If ultrasound findings suggest there are gallstones in the common bile duct, an imaging test called magnetic resonance cholangiopancreatography (MRCP) may be used for confirmation (Jones, Ghassemzadeh 2018). An endoscopic ultrasound scan may provide similarly useful information, and is generally used in patients for whom MRCP is not an option, such as those with claustrophobia, as well as certain implanted devices like heart pacemakers or metal joint implants (Shaffer 2018; Pan 2016).
Endoscopic retrograde cholangiopancreatography (ERCP) is another useful diagnostic method. ERCP is an invasive test that involves the use of an injected dye. It can function as both a diagnostic and a therapeutic procedure and is sometimes used in emergency situations involving the bile ducts, since stones can be visualized and removed using this procedure (Shaffer 2018; Tanaja 2018; Lee 2018).

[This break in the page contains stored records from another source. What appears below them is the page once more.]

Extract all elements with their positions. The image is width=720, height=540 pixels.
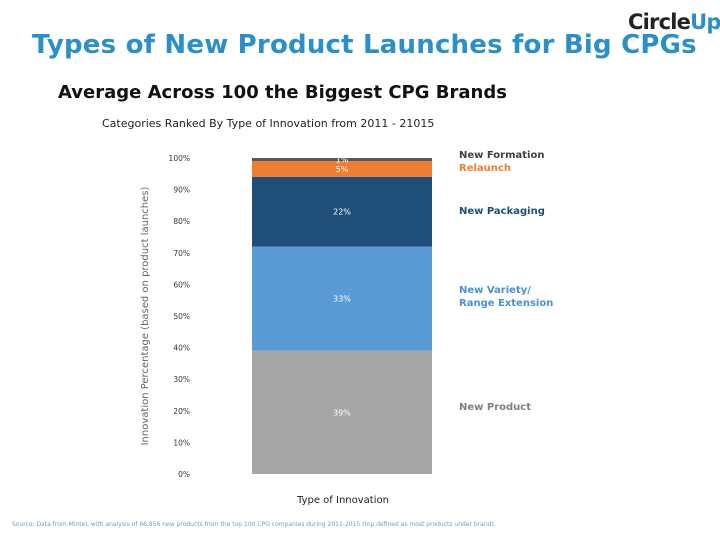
y-axis-label: Innovation Percentage (based on product … <box>140 187 151 446</box>
legend-entry: New Formation <box>459 150 544 161</box>
bar-segment <box>252 161 432 177</box>
slide-title: Types of New Product Launches for Big CP… <box>32 30 697 60</box>
logo-text: Circle <box>628 10 691 34</box>
chart-legend: New Product New Variety/Range Extension Ne… <box>459 150 553 413</box>
chart-description: Categories Ranked By Type of Innovation … <box>102 117 435 130</box>
bar-segment <box>252 350 432 474</box>
logo-accent-text: Up <box>690 10 720 34</box>
legend-entry: New Packaging <box>459 206 545 217</box>
legend-entry: New Variety/Range Extension <box>459 285 553 309</box>
data-labels: 39% 33% 22% 5%1% <box>333 156 351 418</box>
data-label: 33% <box>333 295 351 304</box>
chart-subtitle: Average Across 100 the Biggest CPG Brand… <box>58 82 507 103</box>
y-tick-label: 0% <box>178 470 190 479</box>
y-tick-label: 20% <box>173 407 190 416</box>
stacked-bar-chart: 0% 10% 20% 30% 40% 50% 60% 70% 80% 90% 100% Innova… <box>140 150 553 506</box>
y-tick-label: 10% <box>173 438 190 447</box>
bar-segment <box>252 246 432 351</box>
y-tick-label: 30% <box>173 375 190 384</box>
bar-segments <box>252 158 432 474</box>
legend-entry: New Product <box>459 402 531 413</box>
data-label: 39% <box>333 408 351 417</box>
y-tick-label: 80% <box>173 217 190 226</box>
y-axis-ticks: 0% 10% 20% 30% 40% 50% 60% 70% 80% 90% 100% <box>169 154 190 479</box>
data-label: 5% <box>336 165 349 174</box>
source-note: Source: Data from Mintel, with analysis … <box>12 521 496 528</box>
data-label: 22% <box>333 208 351 217</box>
y-tick-label: 90% <box>173 186 190 195</box>
y-tick-label: 100% <box>169 154 190 163</box>
data-label: 1% <box>336 156 349 165</box>
y-tick-label: 40% <box>173 344 190 353</box>
circleup-logo: CircleUp <box>628 10 720 34</box>
bar-segment <box>252 176 432 247</box>
x-axis-label: Type of Innovation <box>296 495 389 506</box>
y-tick-label: 50% <box>173 312 190 321</box>
bar-segment <box>252 158 432 162</box>
legend-entry: Relaunch <box>459 163 511 174</box>
y-tick-label: 60% <box>173 280 190 289</box>
y-tick-label: 70% <box>173 249 190 258</box>
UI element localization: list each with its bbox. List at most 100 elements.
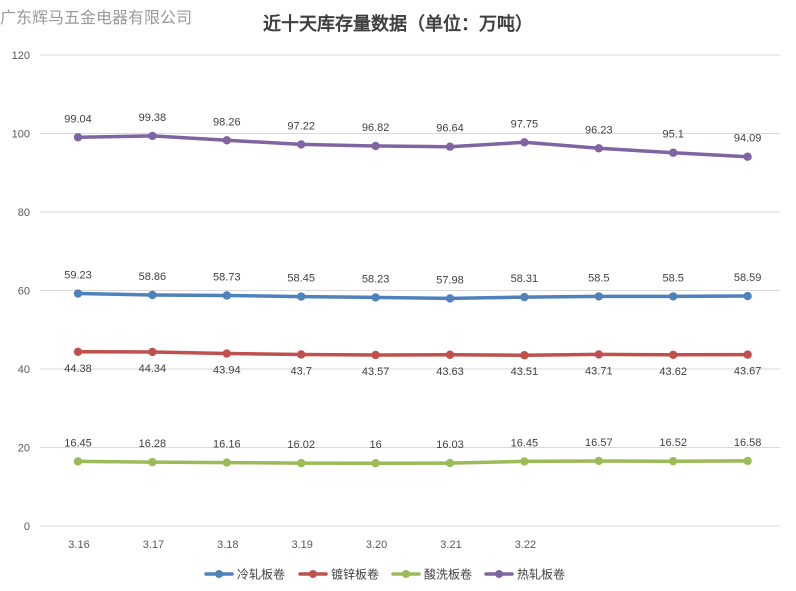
data-label: 95.1 (662, 129, 683, 141)
data-point (371, 141, 380, 151)
data-point (520, 292, 529, 302)
data-point (222, 291, 231, 300)
data-label: 16.58 (734, 437, 762, 449)
data-point (594, 292, 603, 301)
data-label: 58.31 (511, 273, 539, 285)
data-point (222, 349, 231, 358)
data-label: 58.45 (287, 273, 315, 285)
legend-label: 酸洗板卷 (424, 567, 472, 582)
data-point (520, 457, 529, 466)
data-label: 97.22 (287, 120, 315, 132)
data-point (73, 133, 83, 142)
data-point (669, 456, 678, 466)
watermark: 广东辉马五金电器有限公司 (0, 8, 193, 27)
data-label: 58.73 (213, 271, 241, 283)
x-tick-label: 3.16 (68, 539, 89, 551)
data-label: 43.62 (659, 366, 687, 378)
data-point (148, 290, 157, 300)
data-label: 43.7 (290, 365, 311, 377)
data-point (520, 351, 529, 360)
series-line (76, 134, 750, 159)
data-label: 44.38 (64, 363, 92, 375)
legend-marker-point (495, 570, 503, 578)
data-point (669, 292, 678, 301)
y-tick-label: 80 (18, 207, 30, 219)
data-label: 58.5 (662, 272, 683, 284)
data-label: 16 (369, 439, 381, 451)
data-point (297, 140, 306, 149)
data-point (222, 458, 231, 467)
data-point (669, 148, 678, 157)
data-point (743, 152, 752, 161)
data-point (520, 138, 529, 147)
data-point (148, 347, 157, 357)
data-label: 16.03 (436, 439, 464, 451)
series-line (76, 291, 750, 301)
data-label: 58.59 (734, 272, 762, 284)
data-point (297, 292, 306, 301)
data-point (445, 458, 455, 468)
data-label: 43.94 (213, 365, 241, 377)
legend-marker-point (215, 570, 223, 578)
data-label: 43.71 (585, 365, 613, 377)
data-label: 58.5 (588, 272, 609, 284)
data-point (743, 291, 752, 301)
data-point (371, 350, 380, 360)
legend-label: 镀锌板卷 (331, 567, 379, 582)
data-point (594, 456, 603, 466)
data-label: 96.23 (585, 124, 613, 136)
data-point (73, 347, 83, 357)
data-label: 57.98 (436, 274, 464, 286)
data-point (445, 142, 455, 151)
data-point (148, 457, 157, 467)
data-point (743, 350, 752, 359)
data-label: 97.75 (511, 118, 539, 130)
data-label: 16.57 (585, 437, 613, 449)
series-line (76, 350, 750, 357)
data-label: 98.26 (213, 116, 241, 128)
data-label: 58.23 (362, 273, 390, 285)
data-label: 43.67 (734, 366, 762, 378)
legend-label: 冷轧板卷 (237, 567, 285, 582)
data-point (594, 144, 603, 153)
chart-title: 近十天库存量数据（单位：万吨） (263, 14, 533, 35)
y-tick-label: 120 (12, 50, 30, 62)
data-label: 16.02 (287, 439, 315, 451)
data-label: 16.16 (213, 439, 241, 451)
data-point (594, 350, 603, 359)
x-tick-label: 3.22 (515, 539, 536, 551)
data-point (445, 294, 455, 303)
x-tick-label: 3.20 (366, 539, 387, 551)
data-label: 16.45 (64, 437, 92, 449)
y-tick-label: 60 (18, 286, 30, 298)
data-label: 16.45 (511, 437, 539, 449)
data-label: 44.34 (139, 363, 167, 375)
data-point (148, 131, 157, 141)
data-label: 99.38 (139, 112, 167, 124)
data-point (669, 350, 678, 359)
x-tick-label: 3.18 (217, 539, 238, 551)
data-label: 59.23 (64, 270, 92, 282)
x-tick-label: 3.19 (291, 539, 312, 551)
y-tick-label: 20 (18, 443, 30, 455)
data-label: 43.63 (436, 366, 464, 378)
data-point (297, 458, 306, 468)
legend-marker-point (402, 570, 410, 578)
data-label: 16.28 (139, 438, 167, 450)
data-label: 16.52 (659, 437, 687, 449)
data-label: 99.04 (64, 113, 92, 125)
data-label: 94.09 (734, 133, 762, 145)
y-tick-label: 40 (18, 364, 30, 376)
series-line (76, 459, 750, 465)
data-point (371, 293, 380, 302)
data-point (445, 350, 455, 359)
legend-label: 热轧板卷 (517, 567, 565, 582)
data-label: 43.57 (362, 366, 390, 378)
data-label: 96.64 (436, 123, 464, 135)
data-label: 96.82 (362, 122, 390, 134)
data-point (371, 459, 380, 468)
data-point (73, 457, 83, 466)
x-tick-label: 3.17 (143, 539, 164, 551)
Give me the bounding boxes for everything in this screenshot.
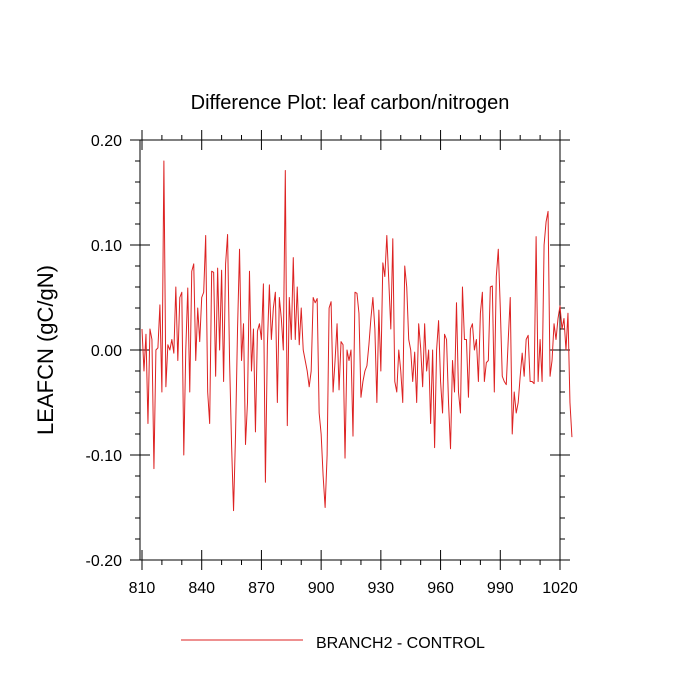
series-layer (141, 160, 573, 512)
axis-ticks (130, 130, 570, 570)
x-tick-label: 990 (487, 580, 514, 597)
x-tick-label: 840 (188, 580, 215, 597)
x-tick-label: 810 (129, 580, 156, 597)
x-tick-label: 960 (427, 580, 454, 597)
y-tick-label: -0.10 (86, 448, 123, 465)
axis-tick-labels: 810 840 870 900 930 960 990 1020 0.20 0.10 0.00 -0.… (86, 133, 578, 597)
chart-title: Difference Plot: leaf carbon/nitrogen (191, 92, 510, 114)
y-tick-label: 0.00 (91, 343, 122, 360)
legend-label-branch2-control: BRANCH2 - CONTROL (316, 635, 485, 652)
y-tick-label: 0.10 (91, 238, 122, 255)
x-tick-label: 930 (368, 580, 395, 597)
x-tick-label: 900 (308, 580, 335, 597)
y-axis-label: LEAFCN (gC/gN) (33, 265, 58, 435)
plot-frame (139, 139, 561, 561)
y-tick-label: -0.20 (86, 553, 123, 570)
series-line-branch2-control (141, 160, 573, 512)
x-tick-label: 870 (248, 580, 275, 597)
x-tick-label: 1020 (542, 580, 578, 597)
legend: BRANCH2 - CONTROL (181, 635, 485, 652)
y-tick-label: 0.20 (91, 133, 122, 150)
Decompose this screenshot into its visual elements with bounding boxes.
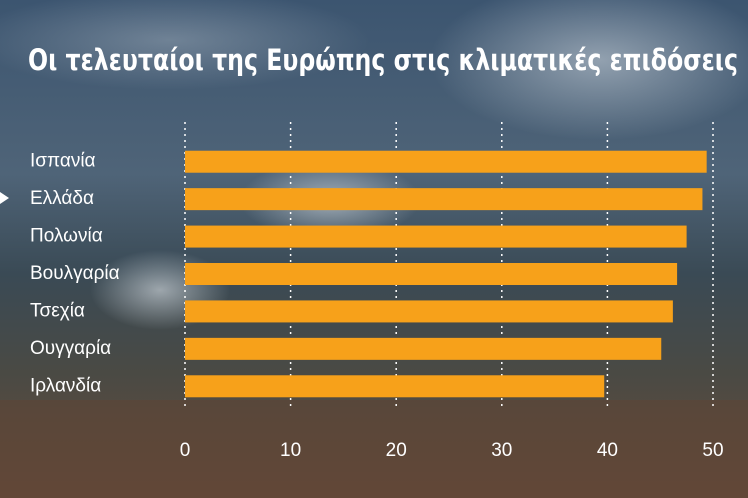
cloud [0, 0, 370, 90]
bar [185, 188, 703, 211]
chart-title: Οι τελευταίοι της Ευρώπης στις κλιματικέ… [28, 43, 738, 77]
cloud [430, 0, 748, 140]
bar [185, 225, 687, 248]
y-tick-label: Ισπανία [30, 151, 96, 172]
x-tick-label: 30 [491, 440, 512, 461]
bar [185, 375, 605, 398]
y-tick-label: Ελλάδα [30, 188, 94, 209]
x-tick-label: 10 [280, 440, 301, 461]
y-tick-label: Τσεχία [30, 300, 85, 321]
x-tick-label: 50 [702, 440, 723, 461]
x-tick-label: 40 [597, 440, 618, 461]
y-tick-label: Ιρλανδία [30, 375, 101, 396]
x-tick-label: 0 [180, 440, 191, 461]
bar [185, 300, 673, 323]
y-tick-label: Βουλγαρία [30, 263, 120, 284]
bar [185, 337, 662, 360]
highlight-arrow [0, 192, 9, 204]
ground [0, 400, 748, 498]
bar [185, 150, 707, 173]
y-tick-label: Ουγγαρία [30, 338, 111, 359]
x-tick-label: 20 [386, 440, 407, 461]
bar [185, 263, 678, 285]
y-tick-label: Πολωνία [30, 226, 103, 247]
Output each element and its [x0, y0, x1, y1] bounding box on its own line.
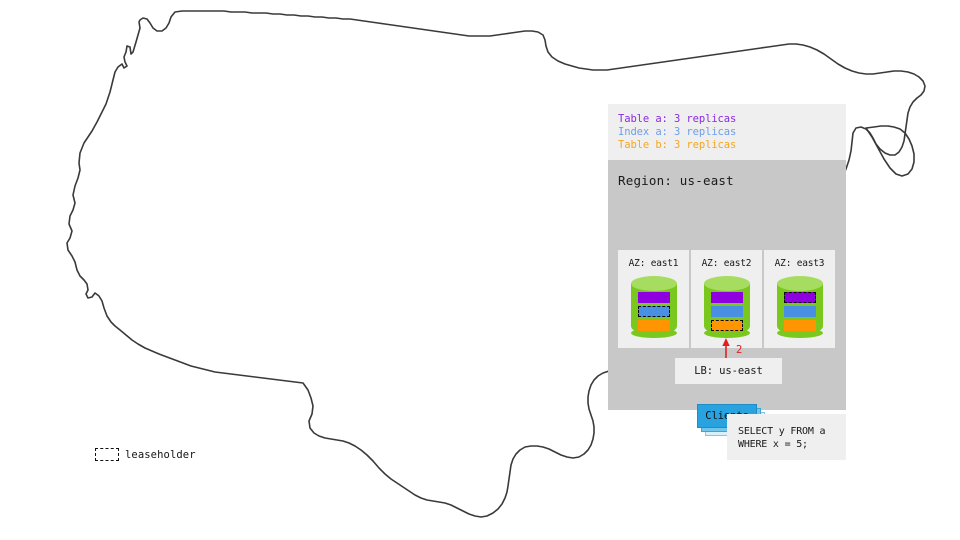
- region-title: Region: us-east: [618, 173, 734, 188]
- az-cell-east3[interactable]: AZ: east3: [764, 250, 835, 348]
- replica-band-index-a: [710, 306, 743, 317]
- replica-band-index-a: [637, 306, 670, 317]
- replica-band-table-b: [783, 320, 816, 331]
- database-cylinder-east3: [776, 276, 823, 338]
- replica-legend: Table a: 3 replicas Index a: 3 replicas …: [608, 104, 846, 160]
- replica-band-table-b: [637, 320, 670, 331]
- database-cylinder-east2: [703, 276, 750, 338]
- leaseholder-legend: leaseholder: [95, 448, 196, 461]
- az-row: AZ: east1 AZ: east2: [618, 250, 835, 348]
- leaseholder-legend-label: leaseholder: [125, 448, 196, 461]
- hop-number-label: 2: [736, 344, 743, 356]
- cylinder-top: [776, 276, 823, 291]
- az-cell-east1[interactable]: AZ: east1: [618, 250, 689, 348]
- load-balancer-label: LB: us-east: [694, 365, 763, 377]
- cylinder-bottom: [776, 328, 823, 338]
- cylinder-bottom: [703, 328, 750, 338]
- sql-query-box: SELECT y FROM a WHERE x = 5;: [727, 414, 846, 460]
- az-label-east3: AZ: east3: [774, 258, 825, 269]
- cylinder-bottom: [630, 328, 677, 338]
- legend-row-table-b: Table b: 3 replicas: [618, 139, 737, 151]
- database-cylinder-east1: [630, 276, 677, 338]
- az-label-east1: AZ: east1: [628, 258, 679, 269]
- cylinder-top: [703, 276, 750, 291]
- cylinder-top: [630, 276, 677, 291]
- legend-row-index-a: Index a: 3 replicas: [618, 126, 737, 138]
- replica-band-table-a: [637, 292, 670, 303]
- replica-band-table-a: [710, 292, 743, 303]
- replica-band-table-a: [783, 292, 816, 303]
- deployment-panel: Table a: 3 replicas Index a: 3 replicas …: [608, 104, 846, 460]
- load-balancer-box[interactable]: LB: us-east: [675, 358, 782, 384]
- replica-band-table-b: [710, 320, 743, 331]
- dashed-rectangle-icon: [95, 448, 119, 461]
- legend-row-table-a: Table a: 3 replicas: [618, 113, 737, 125]
- sql-query-line-1: SELECT y FROM a: [738, 426, 826, 437]
- us-map-florida-detail: [865, 125, 915, 177]
- sql-query-line-2: WHERE x = 5;: [738, 439, 808, 450]
- az-label-east2: AZ: east2: [701, 258, 752, 269]
- az-cell-east2[interactable]: AZ: east2: [691, 250, 762, 348]
- replica-band-index-a: [783, 306, 816, 317]
- region-block: Region: us-east AZ: east1 AZ: east2: [608, 160, 846, 436]
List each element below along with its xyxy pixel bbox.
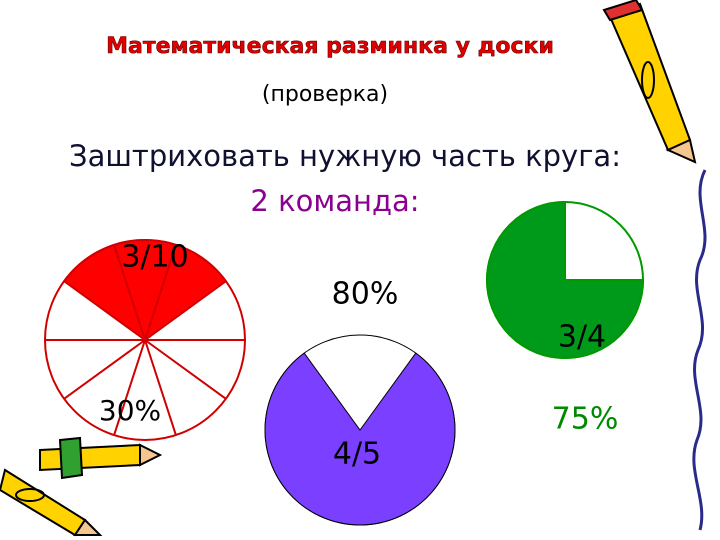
pencils-bottom-left: [0, 436, 163, 537]
team: 2 команда:: [250, 184, 419, 218]
percent-label: 80%: [332, 277, 399, 312]
subtitle: (проверка): [262, 82, 388, 107]
circle-quarters: [486, 200, 645, 359]
fraction-label: 3/10: [121, 240, 188, 275]
circle-fifths: [264, 334, 456, 526]
fraction-label: 3/4: [558, 320, 606, 355]
pencil-top-right: [602, 0, 697, 164]
percent-label: 30%: [99, 394, 161, 427]
percent-label: 75%: [552, 402, 619, 437]
circle-tenths: [44, 239, 246, 441]
fraction-label: 4/5: [333, 437, 381, 472]
instruction: Заштриховать нужную часть круга:: [69, 139, 621, 173]
decorative-line: [692, 169, 707, 531]
title: Математическая разминка у доски: [106, 34, 554, 59]
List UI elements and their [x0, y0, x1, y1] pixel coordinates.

Gallbladder Dyskinesia and Sphincter of Oddi Dysfunction
Gallbladder motility disorder (dyskinesia) and sphincter of Oddi dysfunction are conditions that cause biliary symptoms similar to those caused by gallstones, yet are characterized by the absence of gallstones (Goussous 2014). The sphincter of Oddi is a muscular ring that sits at the junction of the biliary and pancreatic ducts and controls the flow of bile and pancreatic enzymes into the small intestine (Toouli 2002; George 2007). Dysfunction of the sphincter of Oddi can be related to problems with its biliary section, pancreatic section, or both (Seetharam 2008). Patients with gallbladder dyskinesia or dysfunction of the biliary section of the sphincter of Oddi have biliary pain resembling cholecystits (George 2007; Wybourn 2013), while patients with dysfunction of the pancreatic section of the sphincter of Oddi have pain that resembles acute pancreatitis (Behar 2006).
A diagnosis of gallbladder dyskinesia or sphincter of Oddi dysfunction is generally made after other causes of biliary or pancreatic symptoms are ruled out, although further tests may be needed for confirmation (Francis 2011; Behar 2006; Vassiliou 2008). The causes are not well understood, but changes in gallbladder motility are generally thought to be related to a combination of neuromuscular factors (Vassiliou 2008; Cafasso 2014; Behar 2006). Cholecystectomy provides partial or total relief of symptoms in over 85% of patients with gallbladder dyskinesia, as opposed to the nearly 100% success rate reported in patients with gallstone disease (Goussous 2014). Sphincterotomy, a surgery that involves cutting the sphincter, may be an option in severe cases of sphincter of Oddi dysfunction (Toouli 2002; Behar 2006).